OPINIÃO

Anelise Rizzolo de Oliveira Pinheiro é professora associada do Departamento de Nutrição da Faculdade de Saúde da Universidade de Brasília. Integra o GT Alimentação e Nutrição em Saúde Coletiva da ABRASCO e é Pesquisadora Associada do Observatório de Políticas de Segurança Alimentar e Nutricional - OPSAN/UnB. Mestra em Saúde Pública pela Universidade Federal de Santa Catarina (2003). Doutora em Política Social pela Universidade de Brasília e possui pós-doutorado em Antropologia da Alimentação pelo ODELA - Observatório de La Alimentación da Universitat de Barcelona – Espanha.

Anelise Rizzolo

 

Todos nós comemos para viver, mas, se estudarmos a história da alimentação, vamos perceber que a suposta objetividade dessa questão nunca existiu. A alimentação é um fenômeno sociocultural que expressa desde as relações de partilha, afeto e emoções até o plano das relações sociais, econômicas e de poder político. A comida pode ser compreendida como uma expressão cultural e conceitual do que nos constitui enquanto sociedade.

As nossas escolhas alimentares são determinadas pelos aspectos econômicos, políticos e socioculturais. Só comemos o que é identificado como comestível, e só é comestível o que as culturas reconhecem. Ainda que na atualidade a dimensão individual do comer seja super estimada, ninguém come sozinho. Há sempre um sentido simbólico para as escolhas alimentares em diálogo com teias, redes ou arranjos de práticas e rituais que expressam nossos valores e significados coletivos. Tudo o que as pessoas são, pensam e fazem, seus atos e as suas consequências, são sempre significantes de algo. Por isso, o comportamento social, que está impregnado de valores éticos e morais, não pode ser reduzido a uma análise do comportamento individual.

Cozinhar e comer fazem parte das práticas do cotidiano da vida das pessoas. As práticas de comensalidade se modificam em relação às sociedades que as concebem. Estar “sentado à mesa” para a partilha das comidas tem um significado importante para o ocidente, contudo, para outras sociedades, como as indígenas, a mesa não está presente nos momentos de partilhas.

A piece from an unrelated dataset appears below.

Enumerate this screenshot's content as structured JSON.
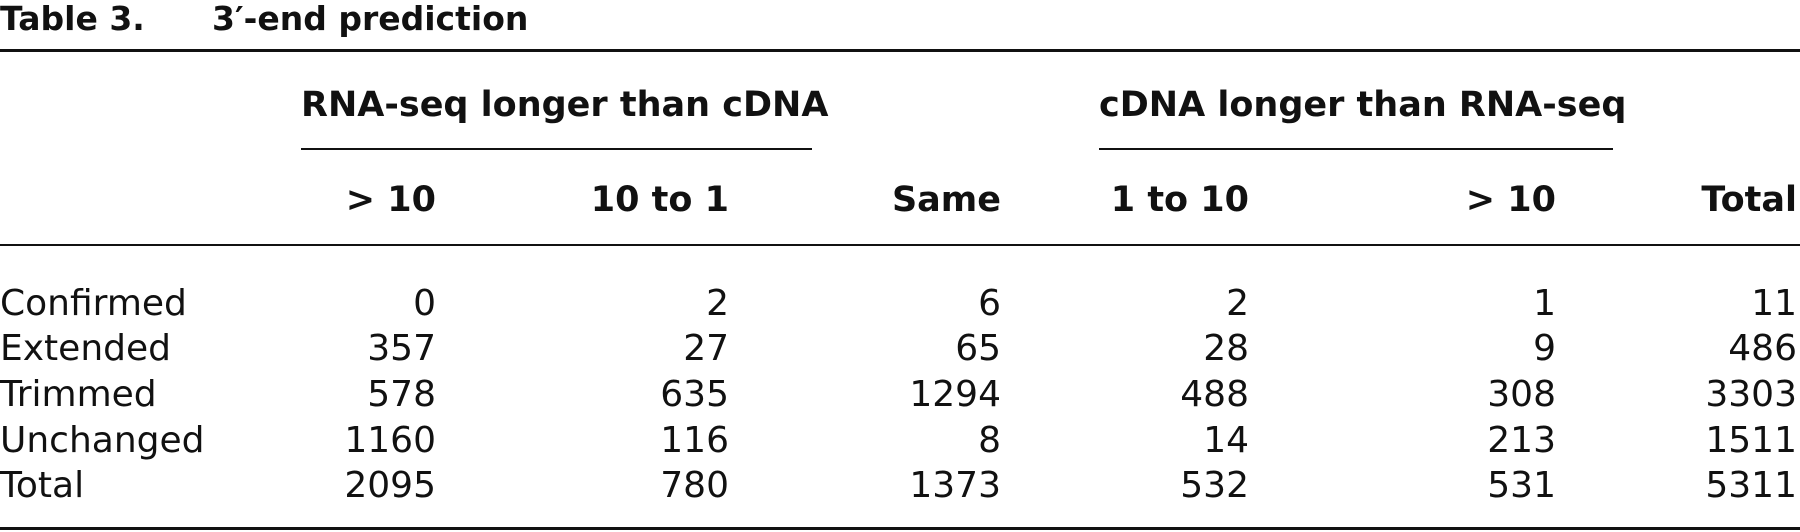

Os modos de comer se modificam em consonância com a realidade do seu tempo. No contexto atual, o “comer junto” ganhou outros contornos, principalmente após a pandemia de covid-19, que consolidou uma ruptura importante aos modos de viver. Há uma participação relevante do uso de tecnologias e ambientes virtuais mediando o ato de cozinhar e de comer. Além da televisão, o computador, videogames e também os diversos dispositivos móveis, como os smartphones, passaram a fazer parte das comensalidades. Pode-se estar junto não apenas presencialmente. Há quem esteja na mesa com alguns fisicamente ao seu lado, mas conectado e interagindo com outros on-line. Há quem esteja fazendo uma refeição sem acompanhantes, mas por meio de ligações ou videoconferências partilha o momento com alguém distante.

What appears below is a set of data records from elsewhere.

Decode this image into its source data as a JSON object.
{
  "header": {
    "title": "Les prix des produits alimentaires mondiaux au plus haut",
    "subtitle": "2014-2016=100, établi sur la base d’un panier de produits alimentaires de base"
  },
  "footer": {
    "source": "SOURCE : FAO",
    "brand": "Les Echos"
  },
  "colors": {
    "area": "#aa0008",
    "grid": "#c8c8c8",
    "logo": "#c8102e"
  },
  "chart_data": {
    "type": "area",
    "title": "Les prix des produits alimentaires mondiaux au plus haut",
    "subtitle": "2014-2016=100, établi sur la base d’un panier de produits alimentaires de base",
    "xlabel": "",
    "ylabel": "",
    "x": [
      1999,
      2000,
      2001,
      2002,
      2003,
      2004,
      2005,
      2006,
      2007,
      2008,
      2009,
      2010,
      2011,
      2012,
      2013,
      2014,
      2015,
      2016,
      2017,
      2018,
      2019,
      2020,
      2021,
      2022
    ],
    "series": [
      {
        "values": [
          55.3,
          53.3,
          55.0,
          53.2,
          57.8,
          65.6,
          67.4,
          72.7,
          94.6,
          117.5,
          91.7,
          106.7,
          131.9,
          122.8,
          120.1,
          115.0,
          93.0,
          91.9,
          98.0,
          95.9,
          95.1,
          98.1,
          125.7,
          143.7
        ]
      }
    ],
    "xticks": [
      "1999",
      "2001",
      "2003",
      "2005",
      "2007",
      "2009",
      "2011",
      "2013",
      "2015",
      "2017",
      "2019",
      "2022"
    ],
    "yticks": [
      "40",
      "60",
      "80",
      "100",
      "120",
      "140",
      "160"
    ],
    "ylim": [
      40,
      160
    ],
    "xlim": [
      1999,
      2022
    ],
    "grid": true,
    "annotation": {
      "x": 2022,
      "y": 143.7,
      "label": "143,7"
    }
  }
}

Comemos em lugares que extrapolam o espaço da mesa, como a cama e o sofá, e que vão além do ambiente doméstico, como o ato de comer ao lado de desconhecidos em um restaurante ou alimentar-se em pé, na rua, próximo a ambulantes ou ao food truck.

As políticas de fortalecimento do setor industrial para a disponibilidade dos produtos alimentícios ultraprocessados de preparo rápido, com um forte apelo publicitário, são determinantes para as mudanças nas escolhas alimentares. Por outro lado, a falta de fomento para programas de abastecimento e produção de alimentos saudáveis e a rigidez do processo de industrialização para grandes redes causam dificuldades para o acesso, valorização e comercialização de alimentos produzidos em escala artesanal. As excessivas regulamentações sobre higiene e manipulação de alimentos com o propósito de conferir credibilidade e segurança sanitária aos alimentos vem gerando grande impacto em termos de custo, identidade cultural dos alimentos e rituais de preparação: comida.

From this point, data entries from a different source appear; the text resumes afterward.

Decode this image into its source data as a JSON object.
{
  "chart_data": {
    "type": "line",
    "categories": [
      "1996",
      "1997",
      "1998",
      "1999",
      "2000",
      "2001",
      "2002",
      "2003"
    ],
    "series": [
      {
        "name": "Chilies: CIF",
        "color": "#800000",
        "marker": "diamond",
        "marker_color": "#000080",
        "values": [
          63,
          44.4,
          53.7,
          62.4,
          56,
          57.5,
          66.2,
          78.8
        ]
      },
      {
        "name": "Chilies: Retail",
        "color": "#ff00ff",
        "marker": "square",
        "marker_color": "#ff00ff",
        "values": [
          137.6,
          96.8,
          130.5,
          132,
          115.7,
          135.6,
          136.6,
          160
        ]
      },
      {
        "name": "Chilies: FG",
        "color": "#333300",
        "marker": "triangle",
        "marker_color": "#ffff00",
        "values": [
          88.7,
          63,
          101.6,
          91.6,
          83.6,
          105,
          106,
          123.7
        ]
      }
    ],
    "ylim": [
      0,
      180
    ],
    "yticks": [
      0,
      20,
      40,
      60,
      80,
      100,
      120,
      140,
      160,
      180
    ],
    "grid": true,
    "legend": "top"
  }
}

Assim, o modo de comer moderno expressa contradições inerentes da ordem econômica vigente que também determinam situações de fome e (in)segurança alimentar e nutricional, refletindo a lógica da subalternização de minorias, racismo, consumismo e mercadorização dos processos sociais, em meio a valores culturais tencionados por diferentes crises políticas, éticas e ambientais. A concepção clássica de comensalidade acoberta tensões, conflitos e violências, por meio de aspectos simbólicos que marcam subjetividades, desigualdades e cruzamentos interseccionais.